Resulting is a work grounded in the reflective self-care passages that readers, her social media community (1.4 million on Instagram) and clients (such as Pinterest, Ritual: Wellbeing App, and CIVANA) have grown to love. But split across its four chapters—“Starting from Scratch,” “Befriending Your Fear,” “Reclaiming Your Power,” and “Healing Your Heart”—Alex also threads in journaling prompts, meditations, and excerpts of more than 10 featured subjects, including Megan Rapinoe, Dr. Thema Bryant, and Chriselle Lim.

“All the women I spoke with in the book have different facets to how they tap into their healing. Tabitha Brown is really connected to prayer. Nneka Julia is connected to healing through imagery and photography. Nedra [Tawwab] is connected to gardening. Morgan Harper Nichols is connected to art,” explains Elle. “It doesn’t have to look one way.”

Courtesy of Alex Elle

Through gently guided exercises, Elle nudges readers to get out of their comfort zones as they embark on the mindful techniques in the title, some of which open up pathways for intimate connection. “I would encourage people to not do this work on their own,” she explains. “In How We Heal, we have some conversation prompts where it’s like, ‘Call someone and talk about your fears together.’ A lot of times we think we’re the only ones going through it and we aren’t. It’s just discerning who makes you feel safe and who can you use your voice with to unpack things deeper.”

Elsewhere, some prompts call for more independent activities like creating affirmations, inner-child work, deep internal reflection, and even walking—another aspect of Elle’s morning rituals. “I’ve been walking every single day for over a year,” she notes, explaining that the practice has been restorative for her, (even if she has missed one since this interview took place, as revealed in the latest episode of her This Morning Walk podcast.)

With a book release, ongoing newsletters, writing retreats, and her “Daily Gratitude” series on Ritual, missing just one walk is a true testament to the importance the author places upon the activity, and by extension, her own healing. “Alex Elle has a unique ability to deal with weighty topics like well-being and mental health in a warm, gentle, and approachable way,” Connor Toohill, Ritual app’s co-founder, tells W. “One listener told us, ‘When I’m stressed or anxious, she is like medicine.’”
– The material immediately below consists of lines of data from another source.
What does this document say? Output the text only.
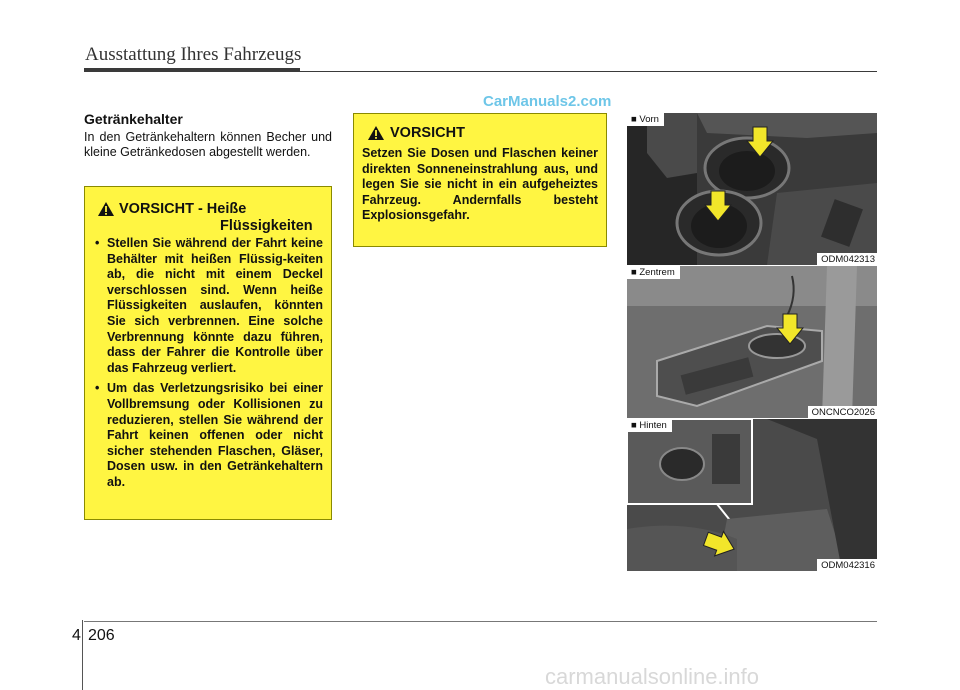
Ausstattung Ihres Fahrzeugs
CarManuals2.com
Getränkehalter
In den Getränkehaltern können Becher und kleine Getränkedosen abgestellt werden.
VORSICHT - Heiße
Flüssigkeiten
• Stellen Sie während der Fahrt keine Behälter mit heißen Flüssig-keiten ab, die nicht mit einem Deckel verschlossen sind. Wenn heiße Flüssigkeiten auslaufen, könnten Sie sich verbrennen. Eine solche Verbrennung könnte dazu führen, dass der Fahrer die Kontrolle über das Fahrzeug verliert.
• Um das Verletzungsrisiko bei einer Vollbremsung oder Kollisionen zu reduzieren, stellen Sie während der Fahrt keinen offenen oder nicht sicher stehenden Flaschen, Gläser, Dosen usw. in den Getränkehaltern ab.
VORSICHT
Setzen Sie Dosen und Flaschen keiner direkten Sonneneinstrahlung aus, und legen Sie sie nicht in ein aufgeheiztes Fahrzeug. Andernfalls besteht Explosionsgefahr.
■ Vorn
ODM042313
■ Zentrem
ONCNCO2026
■ Hinten
ODM042316
4 206
carmanualsonline.info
If Elle is busy helping the world heal, then who—or what—is pouring all of that back into her? For starters, her husband, children, and sister-friends. Reading books, including a lot of Pema Chödrön, an American Tibetan Buddhist whose work When Things Fall Apart changes Elle’s life “every single time” she reads it. Dateline (she’s “obsessed”). The aforementioned “tea and coffee practice.” And even Jenni Kayne slippers, perched next to her bed and ready to slide on—the third of three things that she does to start each morning.

“When are we going to taste our joy if we don’t give ourselves permission to slow down and actually be with what we’re healing?” she asks.